在心里吐槽两句,她直接伸手,用力一撕,呃……
没撕开!
“嫂子,你这衣服不是棉的吧?”李成欢撚了撚手里的布料,摸起来滑滑的,还很厚实,跟原主身上的薄棉里衣明显不是一种材质。
“嗯,是掺了蚕丝的绸缎。”姜浸月莞尔,她并非什么都想劳烦李成欢,而是想看到少女更多不同的情绪,仿佛是一件很有趣的事,能让这沉闷寡淡的日子变得丰富些。
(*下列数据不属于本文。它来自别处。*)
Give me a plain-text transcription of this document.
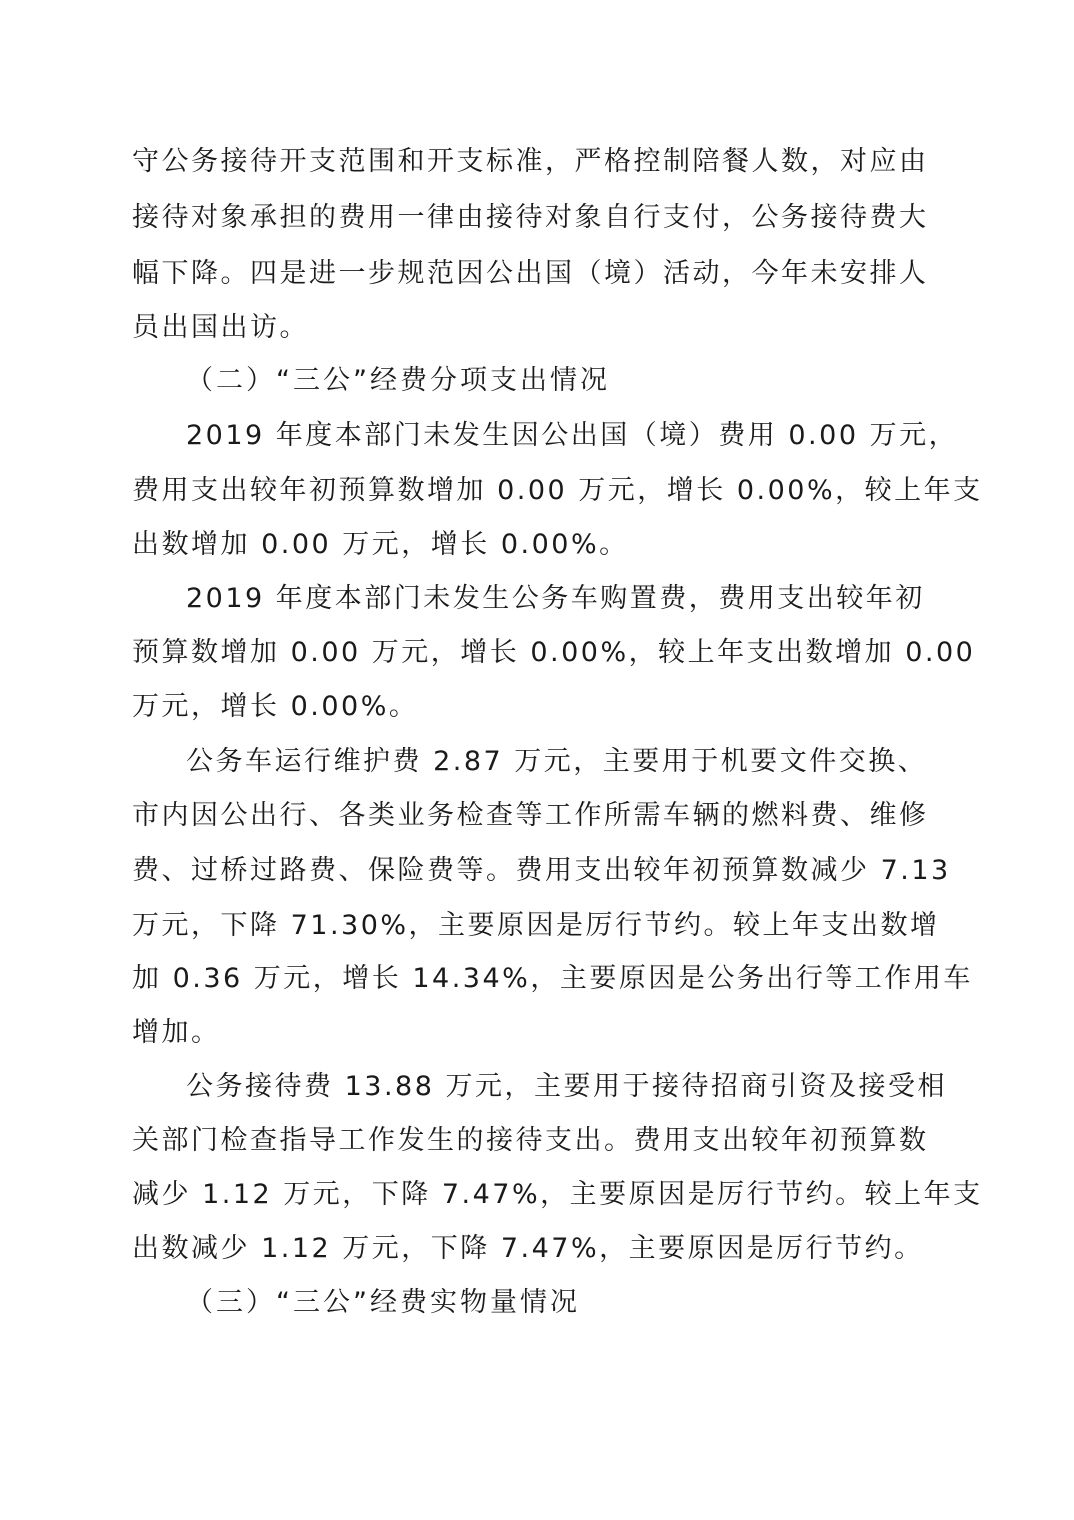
守公务接待开支范围和开支标准，严格控制陪餐人数，对应由
接待对象承担的费用一律由接待对象自行支付，公务接待费大
幅下降。四是进一步规范因公出国（境）活动，今年未安排人
员出国出访。
（二）“三公”经费分项支出情况
2019 年度本部门未发生因公出国（境）费用 0.00 万元，
费用支出较年初预算数增加 0.00 万元，增长 0.00%，较上年支
出数增加 0.00 万元，增长 0.00%。
2019 年度本部门未发生公务车购置费，费用支出较年初
预算数增加 0.00 万元，增长 0.00%，较上年支出数增加 0.00
万元，增长 0.00%。
公务车运行维护费 2.87 万元，主要用于机要文件交换、
市内因公出行、各类业务检查等工作所需车辆的燃料费、维修
费、过桥过路费、保险费等。费用支出较年初预算数减少 7.13
万元，下降 71.30%，主要原因是厉行节约。较上年支出数增
加 0.36 万元，增长 14.34%，主要原因是公务出行等工作用车
增加。
公务接待费 13.88 万元，主要用于接待招商引资及接受相
关部门检查指导工作发生的接待支出。费用支出较年初预算数
减少 1.12 万元，下降 7.47%，主要原因是厉行节约。较上年支
出数减少 1.12 万元，下降 7.47%，主要原因是厉行节约。
（三）“三公”经费实物量情况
李成欢:“…”忘了冷美人嫂子出身世家大族,哪会跟原主穿得一样。
她想了一下,“我叫成乐来吧,她力气大。”说罢便想起身。
“不必。”姜浸月伸手按住她的肩,语气幽幽,“我有手帕。”
李成欢看着她从袖中抽出一个四方棉帕,有些无语,你有不早说。
不过……
“嫂子,你身上还有什么东西吗?”
虽然抄家来得突然,但大家或多或少地都藏了点东西在身上,比如被顾老大等人搜刮到银票和各种值钱的小物件。
冷美人嫂子家世显贵,会不会藏了巨额银票在身上?
姜浸月摇头:“没了。”彼时,她穿着嫁衣,那些用来做新娘打扮的珠钗首饰都不适合藏,尽数被搜了个干净,也就只有手帕没有被拿走。
李成欢默然,好吧,想太多了。
她把手帕接过来,就这么面对着面拿出一杯水,直接打湿。